Depuis la loi de 2005, nous avons perdu douze ans dans ce domaine, parce que les MDPH et les départements sont autonomes dans leurs choix informatiques.

M. René-Paul Savary. Oui, nous avons perdu du temps. Mais on peut le rattraper !

Mme Sophie Cluzel, secrétaire dÉtat. Nous le rattrapons et nous accélérons le déploiement du futur outil, qui permettra de mieux connaître les besoins. La CNSA est pleinement mobilisée auprès des MDPH en appui de cette transformation.

Vous pouvez compter sur ma détermination, et je veux bien compter sur votre appui : réfléchissons ensemble à l’amélioration et à la rénovation de ces dispositifs indispensables qui assurent une réponse de proximité. Aujourd’hui, 30 % des MDPH sont des maisons de l’autonomie, des MDA, qui font converger les visions sur les personnes âgées et les personnes handicapées.
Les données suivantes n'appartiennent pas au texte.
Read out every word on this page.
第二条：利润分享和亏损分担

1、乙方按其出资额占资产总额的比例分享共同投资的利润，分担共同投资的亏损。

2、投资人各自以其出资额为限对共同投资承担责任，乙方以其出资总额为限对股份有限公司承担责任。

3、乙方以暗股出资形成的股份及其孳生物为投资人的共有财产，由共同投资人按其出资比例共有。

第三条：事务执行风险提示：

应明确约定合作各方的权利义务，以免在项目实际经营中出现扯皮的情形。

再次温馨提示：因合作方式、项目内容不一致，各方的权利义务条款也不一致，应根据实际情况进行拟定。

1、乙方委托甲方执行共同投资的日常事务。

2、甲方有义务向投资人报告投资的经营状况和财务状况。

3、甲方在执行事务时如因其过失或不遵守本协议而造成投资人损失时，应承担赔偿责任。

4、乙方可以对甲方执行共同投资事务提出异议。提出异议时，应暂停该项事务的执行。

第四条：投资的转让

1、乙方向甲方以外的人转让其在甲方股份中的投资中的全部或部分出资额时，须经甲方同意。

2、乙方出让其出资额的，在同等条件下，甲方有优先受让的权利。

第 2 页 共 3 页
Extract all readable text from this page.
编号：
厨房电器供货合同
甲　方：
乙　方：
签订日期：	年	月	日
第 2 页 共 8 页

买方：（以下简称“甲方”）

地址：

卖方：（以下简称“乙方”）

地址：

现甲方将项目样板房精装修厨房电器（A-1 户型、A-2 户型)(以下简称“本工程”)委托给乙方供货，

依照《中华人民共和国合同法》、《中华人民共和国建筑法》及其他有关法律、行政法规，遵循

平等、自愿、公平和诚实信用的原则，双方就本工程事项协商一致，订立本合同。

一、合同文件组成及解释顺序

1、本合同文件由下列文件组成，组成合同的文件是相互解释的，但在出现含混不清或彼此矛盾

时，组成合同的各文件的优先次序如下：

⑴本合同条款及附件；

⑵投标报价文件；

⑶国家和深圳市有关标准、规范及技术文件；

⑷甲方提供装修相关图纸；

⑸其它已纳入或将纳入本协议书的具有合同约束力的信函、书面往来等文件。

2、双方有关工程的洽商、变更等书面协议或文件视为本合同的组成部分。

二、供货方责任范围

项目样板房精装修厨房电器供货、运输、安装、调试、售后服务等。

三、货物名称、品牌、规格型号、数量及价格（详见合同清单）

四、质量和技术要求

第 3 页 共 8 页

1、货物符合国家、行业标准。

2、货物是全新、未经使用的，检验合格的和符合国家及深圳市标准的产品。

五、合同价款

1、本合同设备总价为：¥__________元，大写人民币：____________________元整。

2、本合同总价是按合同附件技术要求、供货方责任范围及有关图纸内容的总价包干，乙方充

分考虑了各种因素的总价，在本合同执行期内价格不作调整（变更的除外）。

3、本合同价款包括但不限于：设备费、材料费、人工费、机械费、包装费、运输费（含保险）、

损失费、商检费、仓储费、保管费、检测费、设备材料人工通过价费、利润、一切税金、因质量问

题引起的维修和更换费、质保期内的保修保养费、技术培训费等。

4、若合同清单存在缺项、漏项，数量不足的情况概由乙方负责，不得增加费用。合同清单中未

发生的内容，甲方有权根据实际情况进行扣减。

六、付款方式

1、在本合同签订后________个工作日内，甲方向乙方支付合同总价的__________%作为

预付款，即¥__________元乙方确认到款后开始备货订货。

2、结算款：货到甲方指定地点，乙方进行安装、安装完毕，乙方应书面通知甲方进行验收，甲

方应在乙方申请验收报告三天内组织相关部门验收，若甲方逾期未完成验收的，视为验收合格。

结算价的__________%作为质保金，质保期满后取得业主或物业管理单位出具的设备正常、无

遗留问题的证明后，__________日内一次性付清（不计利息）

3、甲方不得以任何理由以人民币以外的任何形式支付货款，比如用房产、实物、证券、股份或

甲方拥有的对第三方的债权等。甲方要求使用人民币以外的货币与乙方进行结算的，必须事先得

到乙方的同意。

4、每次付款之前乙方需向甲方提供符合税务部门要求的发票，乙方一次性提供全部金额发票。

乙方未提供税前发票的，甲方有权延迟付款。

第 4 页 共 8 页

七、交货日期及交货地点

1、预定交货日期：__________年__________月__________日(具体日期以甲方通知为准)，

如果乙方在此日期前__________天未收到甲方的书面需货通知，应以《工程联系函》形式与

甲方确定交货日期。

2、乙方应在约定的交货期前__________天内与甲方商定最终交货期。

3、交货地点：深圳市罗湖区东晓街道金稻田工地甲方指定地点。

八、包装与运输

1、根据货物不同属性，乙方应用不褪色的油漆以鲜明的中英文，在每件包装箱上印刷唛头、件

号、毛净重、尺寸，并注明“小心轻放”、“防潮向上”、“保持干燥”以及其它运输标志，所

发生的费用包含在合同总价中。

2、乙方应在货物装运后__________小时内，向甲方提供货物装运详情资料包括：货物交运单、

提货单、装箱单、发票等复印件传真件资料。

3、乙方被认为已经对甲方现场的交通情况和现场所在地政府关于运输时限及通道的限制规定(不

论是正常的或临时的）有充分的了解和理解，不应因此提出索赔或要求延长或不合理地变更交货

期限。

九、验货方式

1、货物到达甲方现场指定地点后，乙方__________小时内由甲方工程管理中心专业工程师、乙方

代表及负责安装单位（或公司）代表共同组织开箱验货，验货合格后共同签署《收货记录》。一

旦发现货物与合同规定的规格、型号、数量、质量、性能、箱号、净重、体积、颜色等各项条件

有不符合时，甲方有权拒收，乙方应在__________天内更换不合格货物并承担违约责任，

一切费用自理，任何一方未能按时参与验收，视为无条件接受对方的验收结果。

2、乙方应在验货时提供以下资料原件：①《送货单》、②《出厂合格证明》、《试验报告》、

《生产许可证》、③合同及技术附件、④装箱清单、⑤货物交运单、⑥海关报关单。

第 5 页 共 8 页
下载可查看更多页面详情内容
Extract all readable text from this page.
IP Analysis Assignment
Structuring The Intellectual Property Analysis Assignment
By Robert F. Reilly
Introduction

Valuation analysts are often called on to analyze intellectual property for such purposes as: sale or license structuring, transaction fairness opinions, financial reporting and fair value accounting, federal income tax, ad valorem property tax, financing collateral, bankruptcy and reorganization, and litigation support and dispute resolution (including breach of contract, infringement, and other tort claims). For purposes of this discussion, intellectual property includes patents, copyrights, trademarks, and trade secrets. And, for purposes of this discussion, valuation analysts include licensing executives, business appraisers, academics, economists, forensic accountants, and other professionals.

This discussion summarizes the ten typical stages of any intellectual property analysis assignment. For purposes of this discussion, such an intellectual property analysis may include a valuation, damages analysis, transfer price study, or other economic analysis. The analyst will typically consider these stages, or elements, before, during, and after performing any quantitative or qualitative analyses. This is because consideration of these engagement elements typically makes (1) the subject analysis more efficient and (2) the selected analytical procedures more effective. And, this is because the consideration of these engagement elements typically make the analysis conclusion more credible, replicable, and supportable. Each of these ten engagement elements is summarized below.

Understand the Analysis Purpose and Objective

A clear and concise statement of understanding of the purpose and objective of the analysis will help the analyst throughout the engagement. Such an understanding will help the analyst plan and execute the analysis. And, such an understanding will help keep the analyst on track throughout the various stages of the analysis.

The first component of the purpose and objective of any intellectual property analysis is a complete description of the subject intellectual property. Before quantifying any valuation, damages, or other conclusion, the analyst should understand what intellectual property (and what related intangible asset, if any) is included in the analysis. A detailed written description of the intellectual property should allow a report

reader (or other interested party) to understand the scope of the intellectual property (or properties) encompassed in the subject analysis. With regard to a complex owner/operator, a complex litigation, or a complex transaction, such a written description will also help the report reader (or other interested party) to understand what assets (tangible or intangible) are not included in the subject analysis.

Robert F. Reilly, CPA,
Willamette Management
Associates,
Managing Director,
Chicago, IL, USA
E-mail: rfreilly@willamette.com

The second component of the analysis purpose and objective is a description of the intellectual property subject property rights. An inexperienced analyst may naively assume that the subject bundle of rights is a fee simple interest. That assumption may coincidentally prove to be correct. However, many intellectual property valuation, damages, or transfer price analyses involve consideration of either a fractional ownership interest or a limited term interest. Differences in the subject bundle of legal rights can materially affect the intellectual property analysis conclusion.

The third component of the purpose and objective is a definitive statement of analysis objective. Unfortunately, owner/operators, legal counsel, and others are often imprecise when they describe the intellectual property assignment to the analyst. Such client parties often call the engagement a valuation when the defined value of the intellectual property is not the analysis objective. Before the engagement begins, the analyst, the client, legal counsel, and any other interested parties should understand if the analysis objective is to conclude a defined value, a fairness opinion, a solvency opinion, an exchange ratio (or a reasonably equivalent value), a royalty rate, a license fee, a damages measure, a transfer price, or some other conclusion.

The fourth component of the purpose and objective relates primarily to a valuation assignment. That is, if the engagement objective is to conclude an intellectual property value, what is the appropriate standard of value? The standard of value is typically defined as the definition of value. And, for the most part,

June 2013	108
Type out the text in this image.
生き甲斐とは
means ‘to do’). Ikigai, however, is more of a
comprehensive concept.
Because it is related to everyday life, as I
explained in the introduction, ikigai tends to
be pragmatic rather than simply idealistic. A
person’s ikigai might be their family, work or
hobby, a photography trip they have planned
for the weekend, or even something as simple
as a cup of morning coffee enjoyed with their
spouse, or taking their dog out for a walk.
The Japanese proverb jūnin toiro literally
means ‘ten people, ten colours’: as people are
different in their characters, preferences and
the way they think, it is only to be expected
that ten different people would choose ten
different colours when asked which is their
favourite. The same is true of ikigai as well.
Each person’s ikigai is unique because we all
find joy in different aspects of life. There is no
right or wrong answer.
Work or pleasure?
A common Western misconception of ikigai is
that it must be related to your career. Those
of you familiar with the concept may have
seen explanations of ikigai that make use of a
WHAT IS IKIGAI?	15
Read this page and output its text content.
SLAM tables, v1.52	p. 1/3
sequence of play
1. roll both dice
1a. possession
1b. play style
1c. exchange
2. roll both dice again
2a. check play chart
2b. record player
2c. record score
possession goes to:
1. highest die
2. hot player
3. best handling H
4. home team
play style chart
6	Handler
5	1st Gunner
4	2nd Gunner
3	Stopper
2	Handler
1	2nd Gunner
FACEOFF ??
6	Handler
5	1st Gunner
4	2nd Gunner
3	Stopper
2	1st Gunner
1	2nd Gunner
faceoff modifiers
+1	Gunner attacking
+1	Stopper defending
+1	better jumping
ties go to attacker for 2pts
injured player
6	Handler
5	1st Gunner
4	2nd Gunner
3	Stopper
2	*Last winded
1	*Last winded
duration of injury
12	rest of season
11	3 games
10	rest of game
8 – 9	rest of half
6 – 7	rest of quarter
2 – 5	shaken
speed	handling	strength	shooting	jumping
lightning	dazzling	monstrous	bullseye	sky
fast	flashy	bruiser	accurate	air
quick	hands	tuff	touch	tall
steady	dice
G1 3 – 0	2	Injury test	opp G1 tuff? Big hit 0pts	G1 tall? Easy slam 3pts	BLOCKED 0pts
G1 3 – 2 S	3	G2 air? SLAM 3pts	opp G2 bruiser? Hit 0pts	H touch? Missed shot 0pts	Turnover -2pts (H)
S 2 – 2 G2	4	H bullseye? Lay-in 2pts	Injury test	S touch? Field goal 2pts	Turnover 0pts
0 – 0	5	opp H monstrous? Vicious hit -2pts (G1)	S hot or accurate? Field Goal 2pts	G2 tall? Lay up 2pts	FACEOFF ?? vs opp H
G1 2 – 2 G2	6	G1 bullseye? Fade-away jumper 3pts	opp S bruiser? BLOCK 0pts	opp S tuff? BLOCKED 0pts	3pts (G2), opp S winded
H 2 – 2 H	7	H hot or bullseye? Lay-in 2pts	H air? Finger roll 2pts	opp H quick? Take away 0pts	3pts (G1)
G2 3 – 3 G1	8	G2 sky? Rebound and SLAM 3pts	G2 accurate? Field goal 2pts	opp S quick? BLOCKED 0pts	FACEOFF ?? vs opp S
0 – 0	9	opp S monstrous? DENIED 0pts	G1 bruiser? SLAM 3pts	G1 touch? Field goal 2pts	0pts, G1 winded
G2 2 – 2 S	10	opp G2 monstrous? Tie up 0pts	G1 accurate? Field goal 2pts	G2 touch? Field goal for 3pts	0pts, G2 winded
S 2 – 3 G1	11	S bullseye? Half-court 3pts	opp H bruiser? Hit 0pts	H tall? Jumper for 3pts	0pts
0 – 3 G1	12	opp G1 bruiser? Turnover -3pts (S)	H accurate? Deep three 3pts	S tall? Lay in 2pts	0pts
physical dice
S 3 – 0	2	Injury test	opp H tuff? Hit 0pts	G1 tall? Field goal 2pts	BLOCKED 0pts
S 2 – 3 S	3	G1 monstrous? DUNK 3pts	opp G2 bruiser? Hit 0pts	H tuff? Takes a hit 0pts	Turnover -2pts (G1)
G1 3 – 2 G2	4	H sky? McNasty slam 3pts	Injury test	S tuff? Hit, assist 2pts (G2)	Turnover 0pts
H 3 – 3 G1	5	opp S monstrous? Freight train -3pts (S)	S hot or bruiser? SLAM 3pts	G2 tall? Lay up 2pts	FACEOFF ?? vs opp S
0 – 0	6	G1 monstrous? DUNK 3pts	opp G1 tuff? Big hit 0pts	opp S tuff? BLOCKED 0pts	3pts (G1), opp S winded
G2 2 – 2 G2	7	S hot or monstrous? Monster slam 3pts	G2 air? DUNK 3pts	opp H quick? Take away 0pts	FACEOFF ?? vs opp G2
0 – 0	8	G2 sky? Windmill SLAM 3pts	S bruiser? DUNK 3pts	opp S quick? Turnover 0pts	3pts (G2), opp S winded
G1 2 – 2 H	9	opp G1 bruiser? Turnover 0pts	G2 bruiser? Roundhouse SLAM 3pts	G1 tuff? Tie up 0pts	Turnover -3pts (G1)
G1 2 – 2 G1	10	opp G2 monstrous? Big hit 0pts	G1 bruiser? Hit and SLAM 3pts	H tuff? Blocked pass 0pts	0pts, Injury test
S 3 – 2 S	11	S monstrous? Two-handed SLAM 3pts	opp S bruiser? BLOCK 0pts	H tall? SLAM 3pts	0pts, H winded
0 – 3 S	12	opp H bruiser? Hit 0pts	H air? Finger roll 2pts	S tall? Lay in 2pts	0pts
C’est un vrai chantier, et je vous remercie d’y travailler avec moi ! (Mme Patricia Schillinger applaudit.)

Article additionnel après l'article 83 - Amendement n° II-87 rectifié
Dossier législatif : projet de loi de finances pour 2019
Article 83 ter (nouveau)

Article 83 bis (nouveau)

I. – Le 1° bis du I de l’article L. 14-10-1 du code de l’action sociale et des familles est abrogé.

II. – La section 3 du chapitre Ier du titre Ier du livre Ier du code de la construction et de l’habitation est ainsi modifié :

1° Le dernier alinéa de l’article L. 111-7-10 est supprimé ;

2° Après le mot : « domaine », la fin du dernier alinéa du III de l’article L. 111-7-11 est supprimée ;

3° L’article L. 111-7-12 est abrogé.

III. – Après le mot : « domaine », la fin de l’avant-dernier alinéa du III de l’article L. 1112-2-4 du code des transports est supprimée.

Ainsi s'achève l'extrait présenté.